Megalodons are quite popular among the sci-fi fans as a giant shark that could eat anything alive today. Whatever little evidence for their existence we have is in very poor condition; however, we can deduce a lot of facts about how these giants lived in the ocean and what their environment was like. Today’s aquatic predators are nowhere as impressive as the Megalodon. The girth of this giant fish was unusually high, even among sharks. This discovery has come to light recently and could offer some interesting insight into the world of sharks.

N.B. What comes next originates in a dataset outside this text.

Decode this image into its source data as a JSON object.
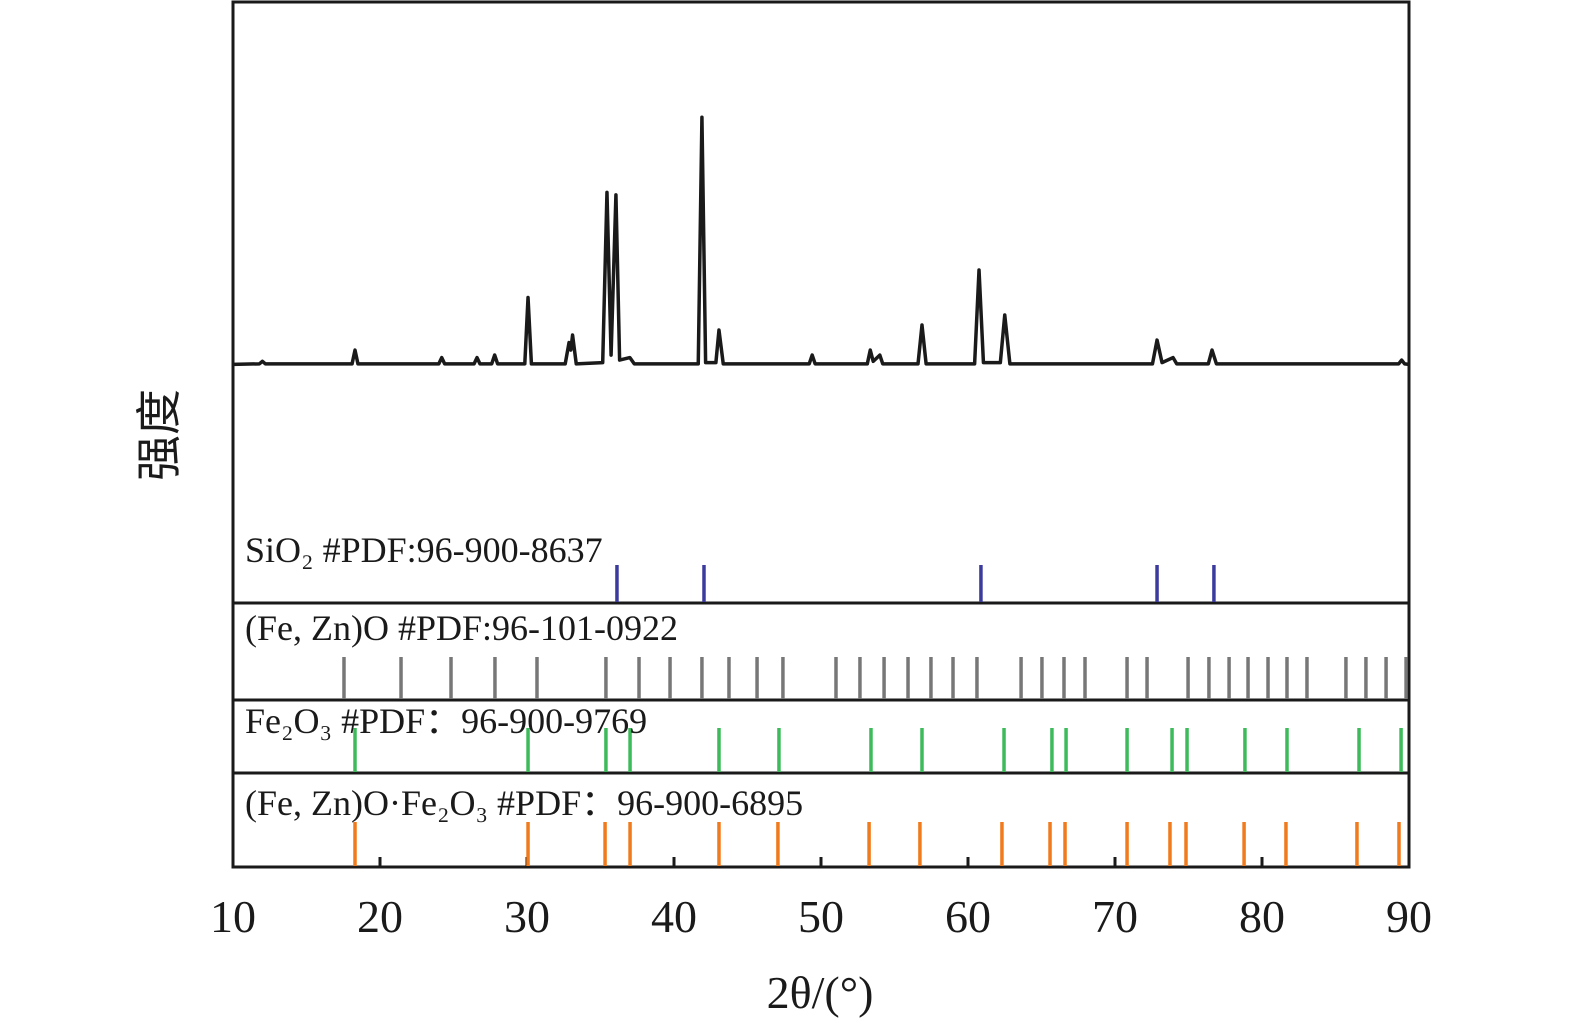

The new study, published recently, shows that the fish (which could go up to 50 feet or 15 meters) was highly unusual. The study revolved around the order Lamniformes, the group that included all the extinct and surviving sharks. What the researchers found that the megalodon was not only much bigger than any surviving species of shark today, it blew the competition when compared to the second biggest extinct shark as well. That title is held by a shark measuring 23 feet or about 7 meters, which less than half of what our giant fish could pull off.
The modern line-up when it comes to sharks is a bunch of dwarves when compared to this ancient monster. The great white, which happens to be the biggest predatory species alive, can measure up to 20 feet or 6 meters in length. The largest fish, the whale shark, can measure up to 33 feet or 10 meters. None of these come even close to comparing the monster that was megalodon. There are 13 different lamniform species of sharks alive today, all of which are relatively small. The megalodon fossils date back to 15 million years, whereas lamniformes have been on the planet for 252 million years.
Since sharks are cartilaginous fishes, they do not have bones; what they do have are cartilages that can easily decompose when faced with the elements. This is why researchers do not know much about the internal structure of extinct fish. The biggest source of information on megalodons is their teeth. They grew new teeth throughout their lives and constantly replace old ones. This was one of the focal points of the research where the researchers came up with an equation that relates the tooth size and body size for a lamniform.
The existing lamniformes were cataloged to develop this equation. What the researchers found was astonishing as megalodon simply dwarves any other lamniform when it comes to size. What this means for other ancient species and our knowledge of these ancient ecosystems is yet to be determined; however, this could be the most revealing study ever done on extinct giants.